Boron in copper: a perfect misfit in the bulk and cohesion enhancer at a grain boundary

TL;DR

This study uses ab initio calculations to show that boron segregation at copper grain boundaries can strengthen the material, with optimal effects at specific coverages, and reveals discrepancies in solubility predictions.

Contribution

It provides new insights into boron behavior at copper grain boundaries and bulk, highlighting the strengthening mechanism and solubility issues with existing models.

Findings

Boron segregation strengthens copper grain boundaries up to 1.5 ML coverage.

Maximum strengthening occurs at 0.5 ML coverage with boron filling boundary interstices.

Discrepancy between calculated heats of solution and experimental solubility suggests phase diagram inaccuracies.

Abstract

Our ab initio study suggests that boron segregation to the Sigma 5(310)[001] grain boundary should strengthen the boundary up to 1.5 ML coverage (15.24 at/nm^2). The maximal effect is observed at 0.5 ML and corresponds to boron atoms filling exclusively grain boundary interstices. In copper bulk, B causes significant distortion both in interstitial and regular lattice sites for which boron atoms are either too big or too small. The distortion is compensated to large extent when the interstitial and substitutional boron combine together to form a strongly bound dumbell.
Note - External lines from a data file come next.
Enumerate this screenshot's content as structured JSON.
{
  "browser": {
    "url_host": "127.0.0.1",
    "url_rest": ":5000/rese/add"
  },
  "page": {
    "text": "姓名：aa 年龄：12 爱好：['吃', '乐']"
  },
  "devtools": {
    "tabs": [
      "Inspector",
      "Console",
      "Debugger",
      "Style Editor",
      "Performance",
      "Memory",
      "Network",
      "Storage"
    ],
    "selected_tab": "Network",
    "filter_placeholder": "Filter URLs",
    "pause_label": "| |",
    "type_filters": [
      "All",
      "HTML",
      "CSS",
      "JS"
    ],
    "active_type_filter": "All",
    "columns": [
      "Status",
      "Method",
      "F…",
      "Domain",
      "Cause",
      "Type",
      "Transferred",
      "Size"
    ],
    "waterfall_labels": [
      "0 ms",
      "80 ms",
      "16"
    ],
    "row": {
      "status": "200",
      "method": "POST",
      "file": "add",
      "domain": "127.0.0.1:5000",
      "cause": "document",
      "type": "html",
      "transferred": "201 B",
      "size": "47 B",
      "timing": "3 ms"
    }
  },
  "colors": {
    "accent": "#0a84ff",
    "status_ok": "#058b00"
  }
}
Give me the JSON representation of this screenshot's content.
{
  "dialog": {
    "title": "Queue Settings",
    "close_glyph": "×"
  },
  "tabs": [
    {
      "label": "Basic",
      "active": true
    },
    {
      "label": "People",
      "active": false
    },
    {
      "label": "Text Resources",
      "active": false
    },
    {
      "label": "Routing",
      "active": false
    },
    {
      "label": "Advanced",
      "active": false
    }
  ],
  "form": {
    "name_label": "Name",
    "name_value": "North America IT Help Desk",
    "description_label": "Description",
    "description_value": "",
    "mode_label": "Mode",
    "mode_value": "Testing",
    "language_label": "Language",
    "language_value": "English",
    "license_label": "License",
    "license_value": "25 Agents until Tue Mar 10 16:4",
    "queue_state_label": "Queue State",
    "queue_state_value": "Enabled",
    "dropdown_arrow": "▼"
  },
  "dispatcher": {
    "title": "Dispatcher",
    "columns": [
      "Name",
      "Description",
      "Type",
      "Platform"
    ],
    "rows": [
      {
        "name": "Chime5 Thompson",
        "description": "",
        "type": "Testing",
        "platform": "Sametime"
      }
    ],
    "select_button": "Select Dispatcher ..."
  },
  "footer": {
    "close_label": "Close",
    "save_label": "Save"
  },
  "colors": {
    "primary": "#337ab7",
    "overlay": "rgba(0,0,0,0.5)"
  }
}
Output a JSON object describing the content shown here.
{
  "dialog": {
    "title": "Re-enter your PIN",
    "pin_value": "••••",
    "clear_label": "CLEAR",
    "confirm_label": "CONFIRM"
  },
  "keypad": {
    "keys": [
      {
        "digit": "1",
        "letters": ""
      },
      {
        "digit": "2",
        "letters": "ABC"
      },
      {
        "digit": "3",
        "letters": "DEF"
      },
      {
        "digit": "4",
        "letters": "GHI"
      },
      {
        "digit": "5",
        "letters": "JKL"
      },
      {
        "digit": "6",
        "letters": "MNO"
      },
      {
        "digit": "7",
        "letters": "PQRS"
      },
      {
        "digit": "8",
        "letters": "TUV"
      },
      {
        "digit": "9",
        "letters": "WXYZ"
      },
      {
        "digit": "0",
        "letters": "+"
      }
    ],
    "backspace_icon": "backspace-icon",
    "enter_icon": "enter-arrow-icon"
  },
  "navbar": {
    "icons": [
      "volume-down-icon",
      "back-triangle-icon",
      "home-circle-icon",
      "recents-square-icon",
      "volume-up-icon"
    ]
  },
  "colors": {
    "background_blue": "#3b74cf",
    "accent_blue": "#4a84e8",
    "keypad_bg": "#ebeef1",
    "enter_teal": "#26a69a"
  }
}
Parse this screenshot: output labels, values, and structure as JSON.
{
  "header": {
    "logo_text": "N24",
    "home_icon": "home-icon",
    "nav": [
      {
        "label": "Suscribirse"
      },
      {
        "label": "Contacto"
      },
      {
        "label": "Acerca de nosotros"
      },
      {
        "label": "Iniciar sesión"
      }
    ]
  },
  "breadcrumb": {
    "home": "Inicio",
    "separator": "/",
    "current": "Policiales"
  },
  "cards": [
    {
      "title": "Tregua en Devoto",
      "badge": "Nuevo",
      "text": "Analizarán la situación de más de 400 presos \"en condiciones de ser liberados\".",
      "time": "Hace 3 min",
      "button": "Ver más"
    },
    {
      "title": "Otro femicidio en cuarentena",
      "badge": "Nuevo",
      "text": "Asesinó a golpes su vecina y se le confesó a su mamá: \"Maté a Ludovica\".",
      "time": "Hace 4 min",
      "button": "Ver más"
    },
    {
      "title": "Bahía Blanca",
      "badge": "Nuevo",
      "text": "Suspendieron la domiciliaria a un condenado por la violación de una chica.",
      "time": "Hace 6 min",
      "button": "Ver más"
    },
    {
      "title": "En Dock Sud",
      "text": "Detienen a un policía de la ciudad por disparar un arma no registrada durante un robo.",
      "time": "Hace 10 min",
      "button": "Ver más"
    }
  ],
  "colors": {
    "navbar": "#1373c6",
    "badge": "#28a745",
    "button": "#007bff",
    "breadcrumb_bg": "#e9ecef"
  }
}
Our prediction is that bound boron impurities should appear in sizable proportion if not dominate in most experimental conditions. A large discrepancy between calculated heats of solution and experimental terminal solubility of B in Cu is found, indicating either a sound failure of the local density approximation or, more likely, strongly overestimated solubility limits in the existing B-Cu phase diagram.